Teknoloji

TikTok’ta ruh sağlığı videolarının yarısı bilim dışı bilgiler içeriyor

tiktok

TikTok gibi kısa video platformları, genç kullanıcıların hayatına dair birçok konuda fikir veriyor. Bu platformlar, özellikle ruh sağlığı alanında görünürlüğü yüksek içeriklere sahne oluyor. Fakat The Guardian’ın yaptığı araştırma, bu içeriklerin büyük bölümünün güvenilirlik açısından ciddi sorunlar taşıdığını ortaya koyuyor. Uzmanlar, platformda paylaşılan videoların bir kısmının bilimsel gerçeklikten uzak olduğunu belirtiyor.

Araştırma kapsamında TikTok’ta #mentalhealthtips etiketiyle paylaşılan en popüler 100 video incelendi. Bu videolardan 52’sinin, az ya da çok, yanıltıcı bilgi içerdiği tespit edildi. Videolarda anksiyeteden depresyona, travmadan bipolar bozukluğa kadar birçok konu ele alınıyor. Bu içerikler arasında, kişisel deneyimlerin bilimsel veri gibi sunulması sıkça görülüyor.

TikTok videolarının büyük kısmı, ruhsal belirtileri yanlış yorumlayan içeriklerle dolu

Uzmanlara göre, içeriklerde en sık karşılaşılan hata normal duyguların hastalık gibi sunulması. Örneğin, gündelik yorgunluk ya da değişim karşısında hissedilen kaygı, kimi videolarda psikiyatrik bozukluk belirtisi olarak lanse ediliyor. Bu durum, izleyicilerin kendini yanlış şekilde tanılamasına yol açabiliyor. Böylece normal duygular, patolojik bir çerçeveye çekilmiş oluyor.

İkinci büyük sorun ise terapötik dilin bağlamından koparılarak kullanılması. Travma, istismar ya da kişilik bozukluğu gibi terimler, videolarda sık sık yanlış yerlerde geçiyor. Bilgilerin yanlış aktarılması, hem kavramların değerini düşürüyor hem de psikolojik destek arayan kişilerde kafa karışıklığı yaratıyor. Üstelik bu içerikler, sosyal medya dinamiklerinin getirdiği hızla daha fazla yayılıyor.

Üçüncü sorun alanı, bilimsel dayanak içermeyen tedavi önerileri. Örneğin, bir videoda travmanın bir saatlik yöntemle tamamen iyileştirilebileceği iddia ediliyor. Bazı içeriklerde ise belirli besinlerin depresyona yol açtığı ya da özel takviyelerin kaygıyı yok ettiği öne sürülüyor. Bu tür ifadeler, tıbbi süreçlerin ciddiyetini gölgede bırakıyor.
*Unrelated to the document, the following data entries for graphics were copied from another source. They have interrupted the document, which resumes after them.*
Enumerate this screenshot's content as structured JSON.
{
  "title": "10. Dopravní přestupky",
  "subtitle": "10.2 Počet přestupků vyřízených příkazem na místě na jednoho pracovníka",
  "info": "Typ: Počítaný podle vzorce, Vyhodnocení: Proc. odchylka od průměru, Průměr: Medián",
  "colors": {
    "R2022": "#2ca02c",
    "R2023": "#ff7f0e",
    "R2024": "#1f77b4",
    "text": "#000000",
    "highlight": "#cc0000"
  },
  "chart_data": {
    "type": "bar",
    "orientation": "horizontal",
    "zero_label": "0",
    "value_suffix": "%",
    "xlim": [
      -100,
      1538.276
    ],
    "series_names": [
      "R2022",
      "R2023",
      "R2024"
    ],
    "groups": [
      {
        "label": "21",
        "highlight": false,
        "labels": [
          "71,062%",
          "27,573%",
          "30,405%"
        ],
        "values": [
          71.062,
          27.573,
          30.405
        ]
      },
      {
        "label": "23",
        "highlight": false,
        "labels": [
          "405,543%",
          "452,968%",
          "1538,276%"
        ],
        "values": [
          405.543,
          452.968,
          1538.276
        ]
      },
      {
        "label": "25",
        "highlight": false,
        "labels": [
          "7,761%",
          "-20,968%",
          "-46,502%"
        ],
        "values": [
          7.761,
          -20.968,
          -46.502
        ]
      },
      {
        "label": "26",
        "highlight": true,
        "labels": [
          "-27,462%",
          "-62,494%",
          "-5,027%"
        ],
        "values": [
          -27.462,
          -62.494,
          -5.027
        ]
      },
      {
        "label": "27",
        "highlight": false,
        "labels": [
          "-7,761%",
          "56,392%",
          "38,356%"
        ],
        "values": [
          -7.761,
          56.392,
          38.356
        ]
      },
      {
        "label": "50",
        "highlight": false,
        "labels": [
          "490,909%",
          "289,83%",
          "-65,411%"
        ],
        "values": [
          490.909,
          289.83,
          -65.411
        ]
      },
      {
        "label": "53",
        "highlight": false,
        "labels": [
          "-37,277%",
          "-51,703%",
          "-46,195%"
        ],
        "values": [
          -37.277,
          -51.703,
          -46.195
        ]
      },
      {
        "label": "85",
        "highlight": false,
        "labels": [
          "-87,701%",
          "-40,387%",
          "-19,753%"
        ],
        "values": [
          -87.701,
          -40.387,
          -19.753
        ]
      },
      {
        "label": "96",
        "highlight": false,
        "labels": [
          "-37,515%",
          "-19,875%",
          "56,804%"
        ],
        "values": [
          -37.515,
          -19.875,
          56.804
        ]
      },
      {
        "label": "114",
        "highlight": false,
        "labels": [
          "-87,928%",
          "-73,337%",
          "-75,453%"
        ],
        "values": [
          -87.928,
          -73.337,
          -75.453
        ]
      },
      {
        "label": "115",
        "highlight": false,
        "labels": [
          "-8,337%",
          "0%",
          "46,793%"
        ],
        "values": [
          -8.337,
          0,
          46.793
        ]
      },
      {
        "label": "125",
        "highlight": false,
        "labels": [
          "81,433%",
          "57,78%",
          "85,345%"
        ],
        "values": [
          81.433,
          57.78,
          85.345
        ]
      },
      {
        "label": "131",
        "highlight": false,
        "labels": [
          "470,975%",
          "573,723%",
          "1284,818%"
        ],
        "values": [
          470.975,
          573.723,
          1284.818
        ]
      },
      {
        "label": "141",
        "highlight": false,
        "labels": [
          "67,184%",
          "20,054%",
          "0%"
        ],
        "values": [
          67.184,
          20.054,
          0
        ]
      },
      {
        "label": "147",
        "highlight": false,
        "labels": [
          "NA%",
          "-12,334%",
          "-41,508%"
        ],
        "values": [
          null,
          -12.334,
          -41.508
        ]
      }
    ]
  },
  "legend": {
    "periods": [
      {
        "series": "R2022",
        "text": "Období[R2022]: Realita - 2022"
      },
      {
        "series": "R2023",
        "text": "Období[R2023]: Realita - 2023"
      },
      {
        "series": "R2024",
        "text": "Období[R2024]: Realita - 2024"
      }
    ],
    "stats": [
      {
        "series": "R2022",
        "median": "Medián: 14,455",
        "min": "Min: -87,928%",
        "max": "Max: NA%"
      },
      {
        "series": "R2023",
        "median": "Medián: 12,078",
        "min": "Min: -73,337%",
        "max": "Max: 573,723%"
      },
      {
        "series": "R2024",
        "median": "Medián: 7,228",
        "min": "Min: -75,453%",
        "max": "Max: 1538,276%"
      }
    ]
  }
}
Son kategori ise kişisel anılara dayalı, genellenemez öneriler. Örneğin, yalnızca kendi deneyimine dayanarak herkese yatarak tedavi öneren içerik üreticileri bulunuyor. Bir diğer videoda ise psikiyatri kliniğinde olduğunu belirten kişi, bu durumu yalnızca terapistine dürüst davrandığı için yaşadığını iddia ediyor. Bu tarz örnekler, izleyicide profesyonel destek alma konusunda güvensizlik yaratabiliyor.

TikTok, gelen eleştiriler karşısında bazı açıklamalarda bulundu. Platform yetkilileri, kullanıcıların ruh sağlığı deneyimlerini paylaşabilecekleri güvenli bir alan sunduklarını savunuyor. Ek olarak, videolardaki olası yanlış bilgilerin büyük çoğunluğunun kullanıcı şikayeti olmadan tespit edilip kaldırıldığını belirtiyorlar. DSÖ ve Birleşik Krallık Ulusal Sağlık Servisi ile iş birliği içinde çalıştıklarını da ifade ediyorlar.

Buna rağmen uzmanlar, kişisel deneyimlerin genellenerek sunulmasının büyük risk taşıdığını düşünüyor. Özellikle genç kullanıcılar, sosyal medyada gördükleri bilgilerle kendilerini tanılamaya daha yatkın hale geliyor. Bu da psikolojik destek süreçlerinde geç kalınmasına neden olabiliyor. Bilinçli içerik üretimi ve platform denetimi bu noktada hayati önem taşıyor.